O nosso clima em Santa Catarina é mais úmido por causa dessa umidade que vem de lá", diz a professora Edna Lindaura Luiz.
Os rios voadores (ou rios aéreos) citados pela professora são uma ligação essencial da Amazônia com o Sul do Brasil e Santa Catarina. Trata-se de um efeito climático que traz ventos carregados de umidade e que controlam grande parte das chuvas que ocorrem na região Sul, especialmente no verão e na primavera (entenda o fenômeno no infográfico abaixo).
Para se ter uma ideia, a evaporação da floresta é tão grande que a vazão de água desses rios voadores é semelhante ao rio Amazonas (200 milhões de litros por segundo), segundo dados do Projeto Rios Voadores e do Instituto Nacional de Pesquisas da Amazônia (Inpa).

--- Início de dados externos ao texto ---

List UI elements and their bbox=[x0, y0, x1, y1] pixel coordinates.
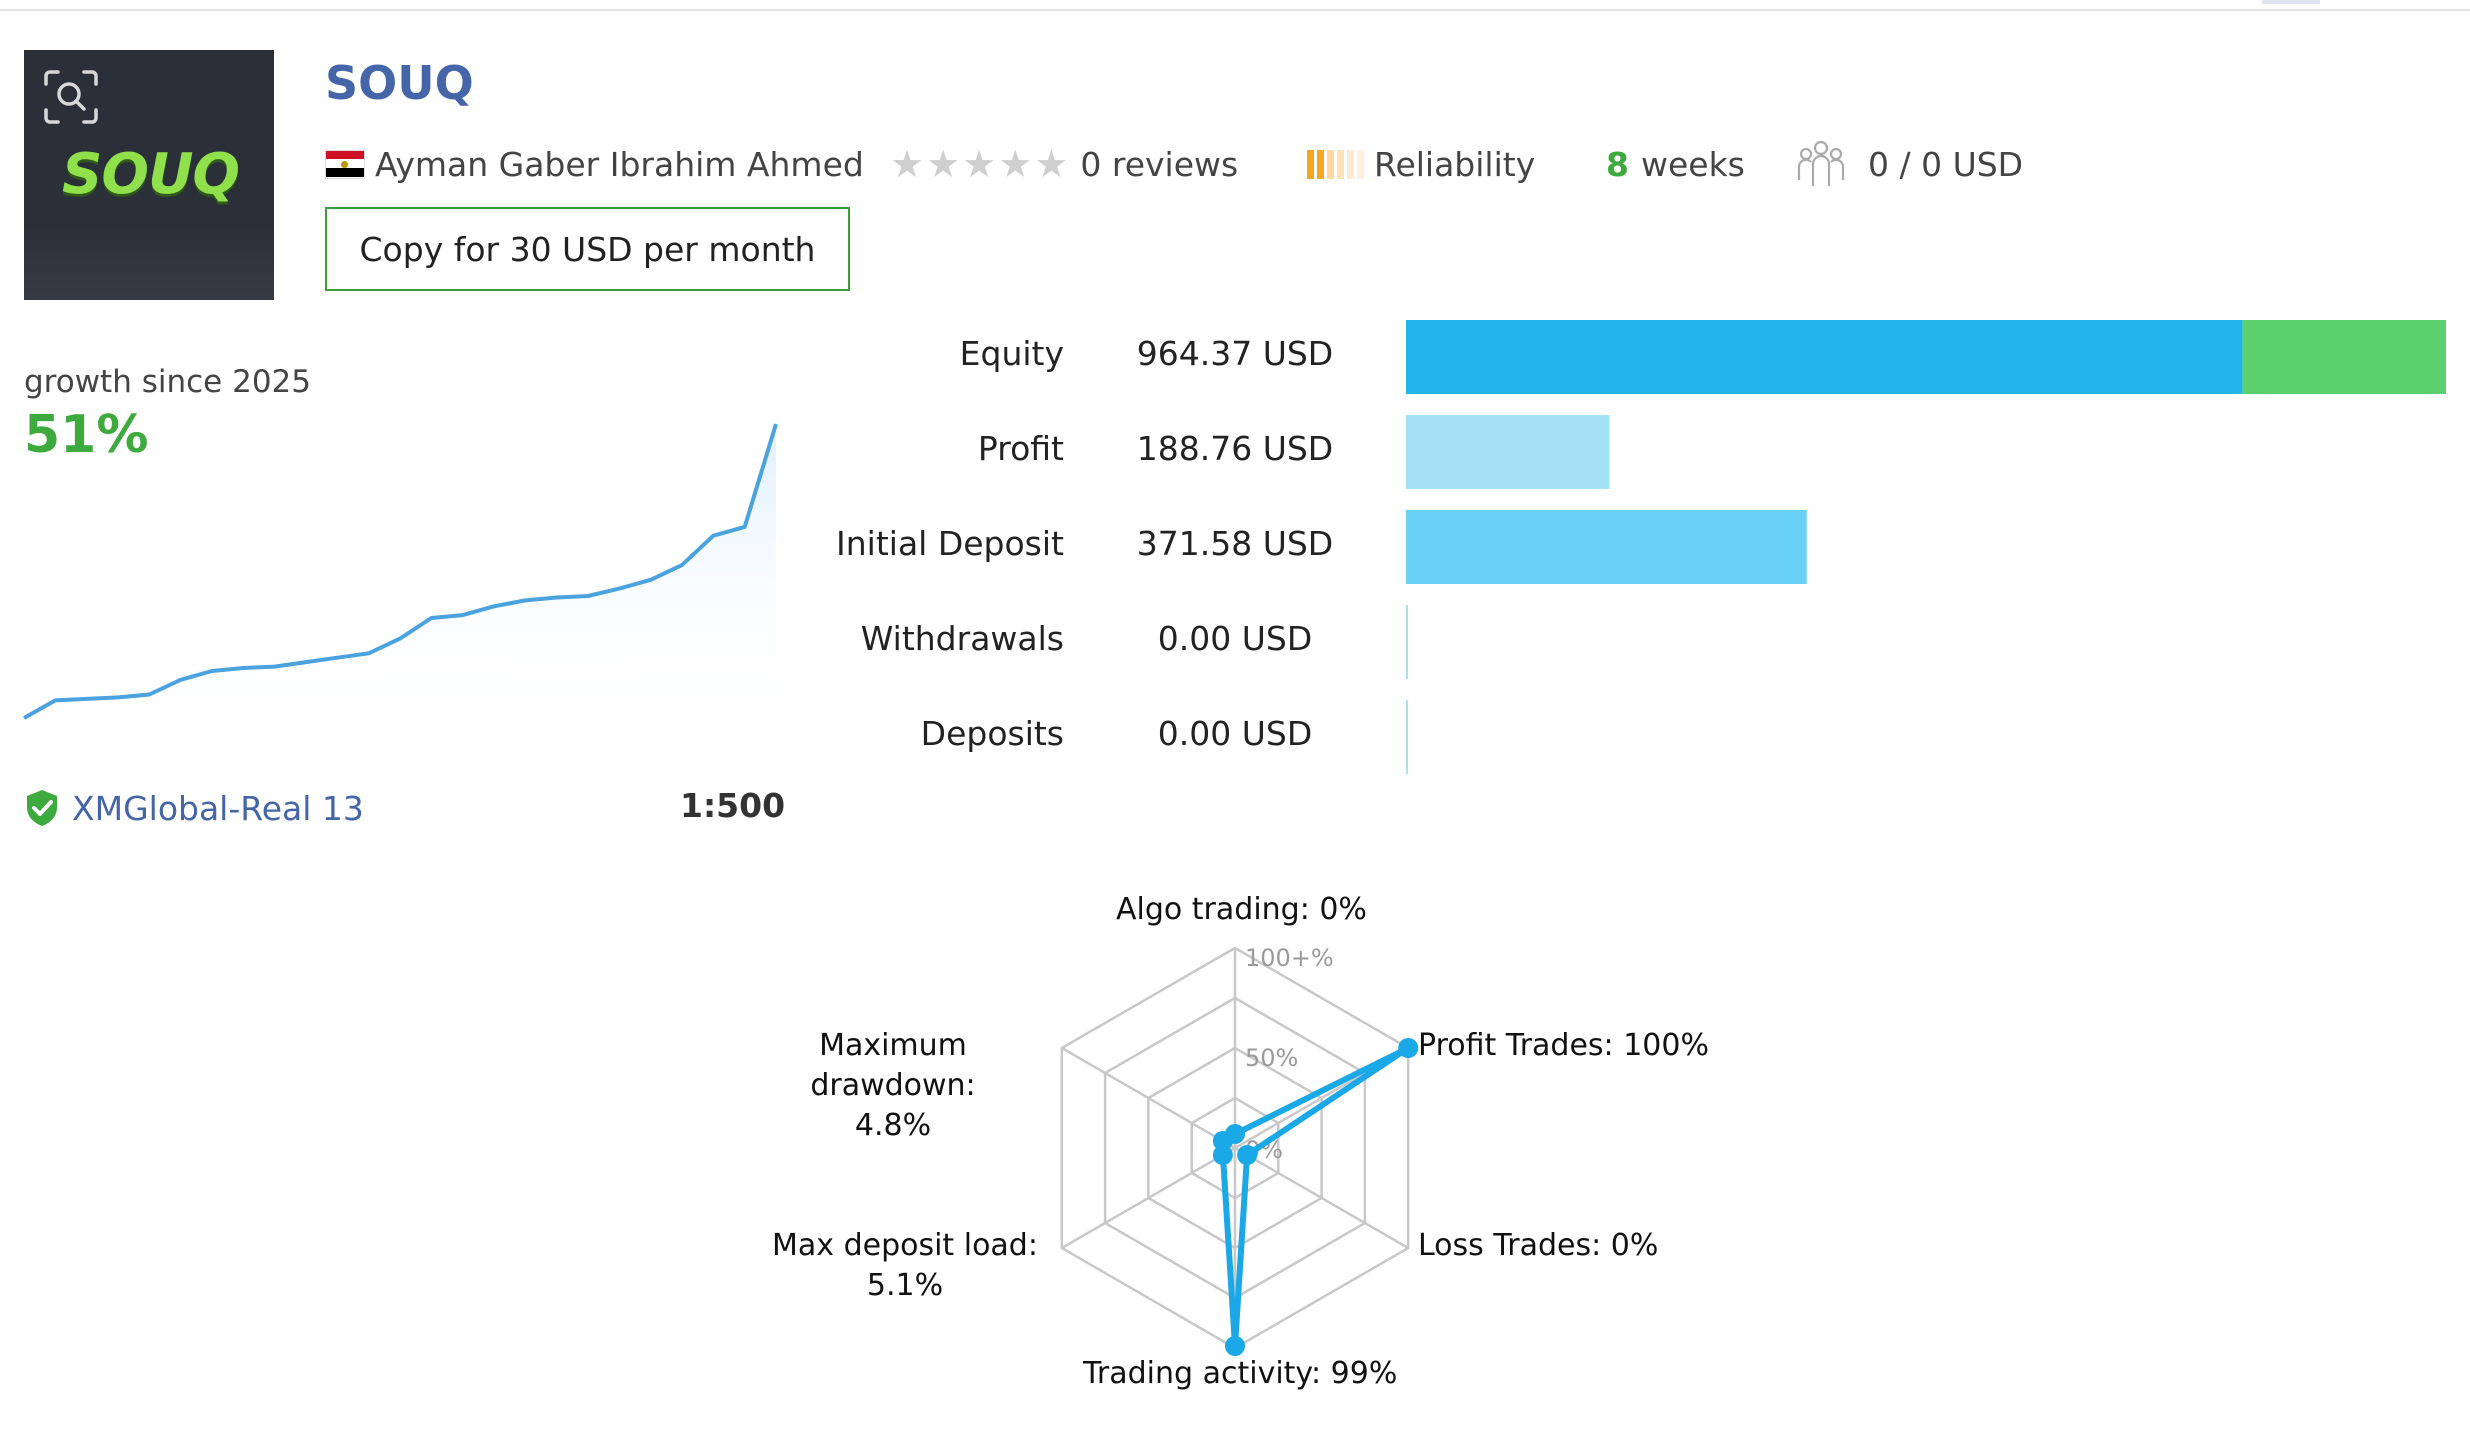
radar-ring-label: 50% bbox=[1245, 1044, 1298, 1072]
stat-label-equity: Equity bbox=[959, 334, 1064, 373]
subscribers: 0 / 0 USD bbox=[1796, 140, 2023, 188]
subscribers-icon bbox=[1797, 140, 1845, 186]
radar-ring bbox=[1060, 946, 1410, 1350]
radar-ring-label: 100+% bbox=[1245, 944, 1334, 972]
equity-bar-extra bbox=[2242, 320, 2446, 394]
reliability-bar bbox=[1327, 149, 1334, 179]
radar-point bbox=[1225, 1124, 1245, 1144]
radar-label-maximum-drawdown: Maximum drawdown: 4.8% bbox=[736, 1026, 1050, 1146]
radar-point bbox=[1212, 1131, 1233, 1151]
radar-point bbox=[1398, 1038, 1419, 1058]
leverage: 1:500 bbox=[680, 786, 786, 825]
signal-logo: SOUQ bbox=[24, 50, 274, 300]
stat-value-deposits: 0.00 USD bbox=[1157, 714, 1313, 753]
reliability-bar bbox=[1307, 149, 1314, 179]
logo-text: SOUQ bbox=[62, 142, 240, 207]
stat-value-profit: 188.76 USD bbox=[1136, 429, 1334, 468]
growth-area bbox=[24, 424, 776, 726]
star-icon: ★ bbox=[962, 142, 997, 186]
reliability-label: Reliability bbox=[1374, 144, 1536, 184]
star-icon: ★ bbox=[890, 142, 925, 186]
radar-label-max-deposit-load: Max deposit load: 5.1% bbox=[760, 1226, 1050, 1306]
reliability-bar bbox=[1347, 149, 1354, 179]
stat-label-deposits: Deposits bbox=[920, 714, 1064, 753]
reliability-bar bbox=[1317, 149, 1324, 179]
radar-label-algo-trading: Algo trading: 0% bbox=[1116, 892, 1367, 927]
withdrawals-bar bbox=[1406, 605, 1408, 679]
radar-point bbox=[1225, 1336, 1245, 1356]
equity-bar bbox=[1406, 320, 2243, 394]
radar-spoke bbox=[1061, 1146, 1236, 1250]
rating-stars: ★★★★★ bbox=[890, 142, 1070, 186]
radar-label-max-deposit-load-value: 5.1% bbox=[866, 1268, 944, 1303]
weeks-number: 8 bbox=[1606, 144, 1629, 184]
star-icon: ★ bbox=[998, 142, 1033, 186]
radar-point bbox=[1212, 1145, 1233, 1165]
reliability: Reliability bbox=[1307, 140, 1535, 188]
author[interactable]: Ayman Gaber Ibrahim Ahmed bbox=[325, 140, 864, 188]
radar-label-profit-trades: Profit Trades: 100% bbox=[1418, 1028, 1709, 1063]
growth-chart[interactable] bbox=[22, 410, 778, 730]
signal-age: 8 weeks bbox=[1606, 140, 1745, 188]
star-icon: ★ bbox=[926, 142, 961, 186]
reliability-bar bbox=[1337, 149, 1344, 179]
stat-value-equity: 964.37 USD bbox=[1136, 334, 1334, 373]
radar-ring bbox=[1103, 996, 1367, 1300]
stat-value-initial-deposit: 371.58 USD bbox=[1136, 524, 1334, 563]
radar-label-maximum-drawdown-title: Maximum drawdown: bbox=[810, 1028, 976, 1103]
radar-ring bbox=[1147, 1046, 1323, 1250]
stats-bars bbox=[1406, 320, 2446, 774]
growth-value: 51% bbox=[24, 405, 149, 465]
stat-value-withdrawals: 0.00 USD bbox=[1157, 619, 1313, 658]
stat-label-initial-deposit: Initial Deposit bbox=[836, 524, 1064, 563]
reliability-bars-icon bbox=[1307, 149, 1364, 179]
reviews-count[interactable]: 0 reviews bbox=[1080, 144, 1239, 184]
deposits-bar bbox=[1406, 700, 1408, 774]
radar-ring bbox=[1190, 1096, 1280, 1200]
weeks-label: weeks bbox=[1640, 144, 1745, 184]
radar-label-max-deposit-load-title: Max deposit load: bbox=[772, 1228, 1038, 1263]
initial-deposit-bar bbox=[1406, 510, 1807, 584]
radar-spoke bbox=[1061, 1046, 1236, 1150]
profit-bar bbox=[1406, 415, 1610, 489]
radar-spoke bbox=[1234, 1146, 1409, 1250]
logo-bottom-band bbox=[24, 228, 274, 300]
radar-label-trading-activity: Trading activity: 99% bbox=[1083, 1356, 1398, 1391]
reliability-bar bbox=[1357, 149, 1364, 179]
egypt-flag-icon bbox=[325, 149, 365, 179]
author-name[interactable]: Ayman Gaber Ibrahim Ahmed bbox=[375, 144, 864, 184]
server-name[interactable]: XMGlobal-Real 13 bbox=[72, 788, 364, 828]
rating[interactable]: ★★★★★ 0 reviews bbox=[890, 140, 1238, 188]
top-tab-indicator bbox=[2262, 0, 2320, 4]
radar-spoke bbox=[1234, 1046, 1409, 1150]
radar-label-maximum-drawdown-value: 4.8% bbox=[854, 1108, 932, 1143]
star-icon: ★ bbox=[1034, 142, 1069, 186]
copy-signal-button[interactable]: Copy for 30 USD per month bbox=[325, 207, 850, 291]
verified-shield-icon bbox=[27, 790, 57, 826]
server[interactable]: XMGlobal-Real 13 bbox=[24, 786, 364, 830]
signal-title[interactable]: SOUQ bbox=[325, 56, 474, 110]
radar-ring-label: 0% bbox=[1245, 1136, 1283, 1164]
radar-label-loss-trades: Loss Trades: 0% bbox=[1418, 1228, 1659, 1263]
zoom-icon[interactable] bbox=[42, 68, 100, 126]
growth-label: growth since 2025 bbox=[24, 364, 311, 400]
top-divider bbox=[0, 9, 2470, 11]
subscribers-value: 0 / 0 USD bbox=[1868, 144, 2024, 184]
radar-point bbox=[1237, 1145, 1258, 1165]
radar-series bbox=[1219, 1045, 1412, 1349]
stat-label-withdrawals: Withdrawals bbox=[860, 619, 1064, 658]
growth-line bbox=[23, 423, 778, 720]
stat-label-profit: Profit bbox=[977, 429, 1064, 468]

E o que isso afeta o dia a dia do catarinense? Não fosse a Amazônia, estiagens como a que atinge partes do Estado atualmente — causando falta de água na Grande Florianópolis e perdas em lavouras no Oeste — seriam bem mais comuns. A umidade que vem do mar, por exemplo, não chega a levar chuva ao Oeste do Estado, onde atualmente a plantação do milho está atrasada. E é exatamente o Oeste a região catarinense mais beneficiada pelas chuvas trazidas da Amazônia. Vapor que abastece nuvens no Norte e vai cair em forma de água no Sul.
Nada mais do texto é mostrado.